A threat to academic integrity
Universities have long been known to use software to check plagiarism. However, the threat of ChatGPT use is relatively new. The AI-generated text has the ability to bypass plagiarism checkpoints because the AI isn’t, in fact, plagiarizing – it’s generating new text.
Chris Hathaway, a teacher, Yale graduate, and founder of Advantage Ivy Tutoring, told Cybernews that AI is not some potential risk to academic integrity, but it is “a very real, ongoing threat presenting a spate of challenges.”
"In March of this year, three British academics published a research paper in a well-respected journal about the risks and rewards associated with the influence of AI on academic work. The paper was picked up and published. It was written entirely by AI. The editors of the journal were aware this was the case, but readers and reporters were not, many of whom were fooled briefly or entirely by the AI ghostwriter,”
told Hathaway.
Hathaway agrees that AI has a lot to offer when it comes to its ability to rapidly consolidate information and present it in easily digestible formats. However, the scholar is skeptical, as this functionality should be approached with caution.
AI is known for hallucinating information, so whatever it generates should be diligently fact-checked across sources to avoid unfortunate outcomes related to imprecise or strictly fabricated information.
“The bottom line is, AI-related threats are real and here to stay. It’s incumbent on engineers and decision-makers in academia as well as the corporate world to do what they can to mitigate the risks by investing heavily in high-quality AI detection systems and crafting anti-AI policies that are front and center, and clear as day," said Hathaway.

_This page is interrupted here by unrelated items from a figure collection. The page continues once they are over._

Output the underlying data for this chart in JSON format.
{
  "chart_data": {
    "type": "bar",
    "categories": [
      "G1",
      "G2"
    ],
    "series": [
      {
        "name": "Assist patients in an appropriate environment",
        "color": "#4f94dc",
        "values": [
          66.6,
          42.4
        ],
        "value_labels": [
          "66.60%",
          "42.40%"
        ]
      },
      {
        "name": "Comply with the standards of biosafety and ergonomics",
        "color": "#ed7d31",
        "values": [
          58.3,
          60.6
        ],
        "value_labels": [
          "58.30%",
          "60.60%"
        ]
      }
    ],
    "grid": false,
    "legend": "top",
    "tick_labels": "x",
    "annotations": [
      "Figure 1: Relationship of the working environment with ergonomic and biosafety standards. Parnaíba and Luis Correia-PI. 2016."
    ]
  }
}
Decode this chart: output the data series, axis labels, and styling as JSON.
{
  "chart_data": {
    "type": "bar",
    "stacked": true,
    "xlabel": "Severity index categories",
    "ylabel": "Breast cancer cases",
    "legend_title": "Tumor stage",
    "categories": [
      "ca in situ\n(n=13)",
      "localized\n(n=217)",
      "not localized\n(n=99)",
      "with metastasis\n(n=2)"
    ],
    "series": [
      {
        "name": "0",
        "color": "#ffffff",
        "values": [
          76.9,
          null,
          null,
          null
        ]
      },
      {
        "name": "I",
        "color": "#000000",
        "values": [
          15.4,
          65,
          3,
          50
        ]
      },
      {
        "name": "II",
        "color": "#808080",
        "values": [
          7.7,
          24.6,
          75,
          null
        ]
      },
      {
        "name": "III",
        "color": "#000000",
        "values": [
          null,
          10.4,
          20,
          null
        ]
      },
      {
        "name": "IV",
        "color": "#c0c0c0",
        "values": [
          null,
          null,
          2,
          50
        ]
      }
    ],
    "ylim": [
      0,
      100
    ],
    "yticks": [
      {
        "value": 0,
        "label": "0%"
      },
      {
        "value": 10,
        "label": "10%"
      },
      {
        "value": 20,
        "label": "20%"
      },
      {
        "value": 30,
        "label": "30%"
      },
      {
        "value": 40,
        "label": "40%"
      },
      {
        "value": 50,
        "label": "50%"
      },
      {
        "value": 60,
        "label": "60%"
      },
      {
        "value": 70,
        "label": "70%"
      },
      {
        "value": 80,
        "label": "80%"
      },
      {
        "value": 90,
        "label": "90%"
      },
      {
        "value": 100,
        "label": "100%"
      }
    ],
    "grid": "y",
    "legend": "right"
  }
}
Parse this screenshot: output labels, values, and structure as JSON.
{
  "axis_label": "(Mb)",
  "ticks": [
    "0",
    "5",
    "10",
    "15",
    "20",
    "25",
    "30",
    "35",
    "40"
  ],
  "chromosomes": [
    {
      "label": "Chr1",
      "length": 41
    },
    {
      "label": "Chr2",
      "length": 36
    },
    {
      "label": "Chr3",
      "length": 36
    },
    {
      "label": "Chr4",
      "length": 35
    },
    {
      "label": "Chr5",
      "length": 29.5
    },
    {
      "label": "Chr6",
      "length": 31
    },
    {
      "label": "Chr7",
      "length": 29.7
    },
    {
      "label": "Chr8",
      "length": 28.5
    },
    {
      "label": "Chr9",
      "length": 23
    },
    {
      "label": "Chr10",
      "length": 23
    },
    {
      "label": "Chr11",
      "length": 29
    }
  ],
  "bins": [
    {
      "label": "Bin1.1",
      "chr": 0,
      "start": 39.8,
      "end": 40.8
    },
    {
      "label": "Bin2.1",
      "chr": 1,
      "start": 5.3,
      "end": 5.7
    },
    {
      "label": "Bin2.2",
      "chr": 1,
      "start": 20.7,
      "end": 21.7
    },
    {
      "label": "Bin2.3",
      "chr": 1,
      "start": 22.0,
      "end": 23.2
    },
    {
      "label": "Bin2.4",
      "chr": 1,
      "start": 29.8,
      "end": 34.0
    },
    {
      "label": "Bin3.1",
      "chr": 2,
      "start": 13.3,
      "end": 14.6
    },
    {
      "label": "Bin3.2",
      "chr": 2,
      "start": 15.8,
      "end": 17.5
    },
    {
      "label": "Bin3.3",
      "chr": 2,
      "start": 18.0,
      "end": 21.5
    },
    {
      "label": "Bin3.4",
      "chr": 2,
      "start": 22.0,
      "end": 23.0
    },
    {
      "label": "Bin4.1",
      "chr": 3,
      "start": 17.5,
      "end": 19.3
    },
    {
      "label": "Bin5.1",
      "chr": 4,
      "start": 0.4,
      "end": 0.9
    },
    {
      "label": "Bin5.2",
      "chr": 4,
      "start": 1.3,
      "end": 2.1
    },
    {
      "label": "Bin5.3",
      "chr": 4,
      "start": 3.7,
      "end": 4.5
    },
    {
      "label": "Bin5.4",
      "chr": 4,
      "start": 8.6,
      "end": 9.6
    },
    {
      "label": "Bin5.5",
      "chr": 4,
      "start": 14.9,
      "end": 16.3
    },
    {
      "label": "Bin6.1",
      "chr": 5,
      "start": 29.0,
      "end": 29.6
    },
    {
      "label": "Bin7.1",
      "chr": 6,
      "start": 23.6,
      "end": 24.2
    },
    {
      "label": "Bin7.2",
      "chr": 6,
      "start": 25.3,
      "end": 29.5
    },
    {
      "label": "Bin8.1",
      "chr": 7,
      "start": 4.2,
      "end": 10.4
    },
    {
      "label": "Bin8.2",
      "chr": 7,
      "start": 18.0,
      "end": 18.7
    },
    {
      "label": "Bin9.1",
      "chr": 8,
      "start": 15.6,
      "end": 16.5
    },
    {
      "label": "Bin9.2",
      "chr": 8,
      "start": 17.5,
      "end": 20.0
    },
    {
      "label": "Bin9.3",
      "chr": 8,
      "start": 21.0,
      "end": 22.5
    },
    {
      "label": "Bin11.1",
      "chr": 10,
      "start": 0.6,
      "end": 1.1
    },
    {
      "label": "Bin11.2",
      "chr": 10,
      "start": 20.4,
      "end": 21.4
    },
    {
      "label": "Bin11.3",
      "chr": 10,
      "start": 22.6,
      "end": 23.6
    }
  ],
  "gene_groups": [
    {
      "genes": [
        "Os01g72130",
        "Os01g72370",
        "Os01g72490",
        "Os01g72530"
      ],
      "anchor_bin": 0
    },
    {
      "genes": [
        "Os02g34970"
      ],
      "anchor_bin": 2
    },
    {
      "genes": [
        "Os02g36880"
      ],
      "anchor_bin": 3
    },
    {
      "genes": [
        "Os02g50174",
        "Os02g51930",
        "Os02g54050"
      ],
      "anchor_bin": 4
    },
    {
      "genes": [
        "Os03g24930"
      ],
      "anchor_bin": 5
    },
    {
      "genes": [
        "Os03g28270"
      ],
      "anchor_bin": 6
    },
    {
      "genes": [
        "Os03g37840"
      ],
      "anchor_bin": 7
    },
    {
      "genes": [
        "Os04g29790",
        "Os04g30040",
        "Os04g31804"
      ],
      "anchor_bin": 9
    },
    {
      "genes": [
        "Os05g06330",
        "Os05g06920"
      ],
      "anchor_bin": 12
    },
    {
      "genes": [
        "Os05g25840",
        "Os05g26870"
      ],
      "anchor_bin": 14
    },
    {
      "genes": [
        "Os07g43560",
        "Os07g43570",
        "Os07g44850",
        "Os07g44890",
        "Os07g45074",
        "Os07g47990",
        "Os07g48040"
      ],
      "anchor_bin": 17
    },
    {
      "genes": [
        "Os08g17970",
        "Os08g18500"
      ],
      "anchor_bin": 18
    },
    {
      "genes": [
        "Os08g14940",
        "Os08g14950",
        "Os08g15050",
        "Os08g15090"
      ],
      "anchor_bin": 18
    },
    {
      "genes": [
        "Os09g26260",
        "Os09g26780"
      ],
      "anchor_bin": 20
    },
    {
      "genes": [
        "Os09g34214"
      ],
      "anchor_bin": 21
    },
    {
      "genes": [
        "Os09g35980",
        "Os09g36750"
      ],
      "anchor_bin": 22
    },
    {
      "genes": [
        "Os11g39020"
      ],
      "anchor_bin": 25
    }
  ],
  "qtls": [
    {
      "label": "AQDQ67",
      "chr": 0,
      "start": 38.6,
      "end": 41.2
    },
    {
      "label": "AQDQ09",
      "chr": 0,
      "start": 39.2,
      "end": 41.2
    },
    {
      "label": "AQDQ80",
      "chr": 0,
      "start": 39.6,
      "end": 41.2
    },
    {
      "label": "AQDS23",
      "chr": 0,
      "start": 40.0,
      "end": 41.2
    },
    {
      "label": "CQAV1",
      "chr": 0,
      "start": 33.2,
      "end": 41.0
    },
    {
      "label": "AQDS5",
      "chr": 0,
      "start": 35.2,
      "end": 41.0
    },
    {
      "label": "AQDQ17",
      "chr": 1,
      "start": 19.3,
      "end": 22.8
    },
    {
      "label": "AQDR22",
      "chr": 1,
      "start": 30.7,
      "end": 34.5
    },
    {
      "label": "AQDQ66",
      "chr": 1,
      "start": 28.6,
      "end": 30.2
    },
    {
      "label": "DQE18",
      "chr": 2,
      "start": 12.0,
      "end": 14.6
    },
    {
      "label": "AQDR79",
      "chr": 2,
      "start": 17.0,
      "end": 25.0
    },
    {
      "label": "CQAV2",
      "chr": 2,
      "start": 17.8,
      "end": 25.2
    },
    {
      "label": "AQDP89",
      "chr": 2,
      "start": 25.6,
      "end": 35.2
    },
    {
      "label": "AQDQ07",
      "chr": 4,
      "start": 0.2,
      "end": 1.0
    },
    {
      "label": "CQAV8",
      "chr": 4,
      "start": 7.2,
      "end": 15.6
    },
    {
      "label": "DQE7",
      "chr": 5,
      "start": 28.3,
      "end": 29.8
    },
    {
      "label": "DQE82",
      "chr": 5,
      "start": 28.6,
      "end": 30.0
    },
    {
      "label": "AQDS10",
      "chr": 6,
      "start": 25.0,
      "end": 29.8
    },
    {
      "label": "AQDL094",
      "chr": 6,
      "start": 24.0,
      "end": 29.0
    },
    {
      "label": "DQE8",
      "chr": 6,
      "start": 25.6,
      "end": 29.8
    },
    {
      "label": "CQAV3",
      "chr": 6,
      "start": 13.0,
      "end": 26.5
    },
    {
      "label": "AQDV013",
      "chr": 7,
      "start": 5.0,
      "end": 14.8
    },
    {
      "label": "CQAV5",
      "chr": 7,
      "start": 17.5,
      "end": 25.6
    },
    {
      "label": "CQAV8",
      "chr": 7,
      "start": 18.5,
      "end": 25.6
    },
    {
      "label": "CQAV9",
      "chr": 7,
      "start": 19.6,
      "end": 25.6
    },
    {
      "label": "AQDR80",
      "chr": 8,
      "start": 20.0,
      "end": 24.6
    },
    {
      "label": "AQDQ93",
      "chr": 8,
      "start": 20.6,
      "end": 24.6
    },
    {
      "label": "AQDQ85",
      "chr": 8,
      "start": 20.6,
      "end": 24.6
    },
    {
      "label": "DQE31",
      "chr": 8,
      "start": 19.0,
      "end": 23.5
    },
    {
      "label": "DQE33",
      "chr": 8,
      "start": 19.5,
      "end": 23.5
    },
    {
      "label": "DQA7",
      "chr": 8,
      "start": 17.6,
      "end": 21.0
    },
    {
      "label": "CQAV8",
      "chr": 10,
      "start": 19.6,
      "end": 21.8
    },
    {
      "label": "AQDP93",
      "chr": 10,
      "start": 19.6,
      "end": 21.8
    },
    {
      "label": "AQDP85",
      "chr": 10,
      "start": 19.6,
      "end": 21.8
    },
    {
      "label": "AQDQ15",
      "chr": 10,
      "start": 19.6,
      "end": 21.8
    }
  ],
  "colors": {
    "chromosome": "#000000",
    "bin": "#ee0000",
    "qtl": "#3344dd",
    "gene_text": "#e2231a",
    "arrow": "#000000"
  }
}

AI is just a tool, but the peer-review process needs to change
Sergio Tenreiro de Magalhaes, Chief Learning Officer at Champlain College Online and an Associate Professor of Cybersecurity and Digital Forensics, is more optimistic about the future of AI and academia.
He counts all the technology that scientists have created to measure reality and analyze data, such as microscopes, spectrophotometers, X-Ray machines, or computer-based environments that simulate the physical behavior of complex systems.
According to him, AI is yet another tool – that has been used for more than twenty years now – to help researchers. Generative AI in general and ChatGPT in particular can write the research paper, but that’s not the most significant part of the scientific process.
“Academic research papers are just the way researchers use to communicate their results to the community. What really matters is the underlying research, which is supposed to be obtained using methodologies that guarantee a high level of confidence in the results. Over time, this process has changed significantly, as our understanding of research methodologies changed, and the tools available to researchers also changed,” Tenreiro de Magalhaes told Cybernews.
The scholar agrees that the process of publishing research was never a perfect system, because there can be, and often are, errors in the research process, as there have always been unscrupulous researchers. That’s why research papers are subject to peer review.
“Unfortunately, the current peer review process is often not a serious effort to guarantee a certain degree of confidence in the quality of the paper, but rather a rubber stamp that exists only for the benefit of the publication's reputation, which can claim, to the public and to indexers, that it is peer-reviewed,”
explained Tenreiro de Magalhaes.
The number of papers submitted daily by the research community to thousands of academic publishers makes the task of carefully reviewing them almost impossible. Also, reviewing research papers is not a task that is significantly appreciated or rewarded, neither by research institutions nor by scientific publishers.
“This is what needs to change. The peer-review process must change, to reward reviewers for their peer-reviews, and to associate accountability with that reward," he concludes.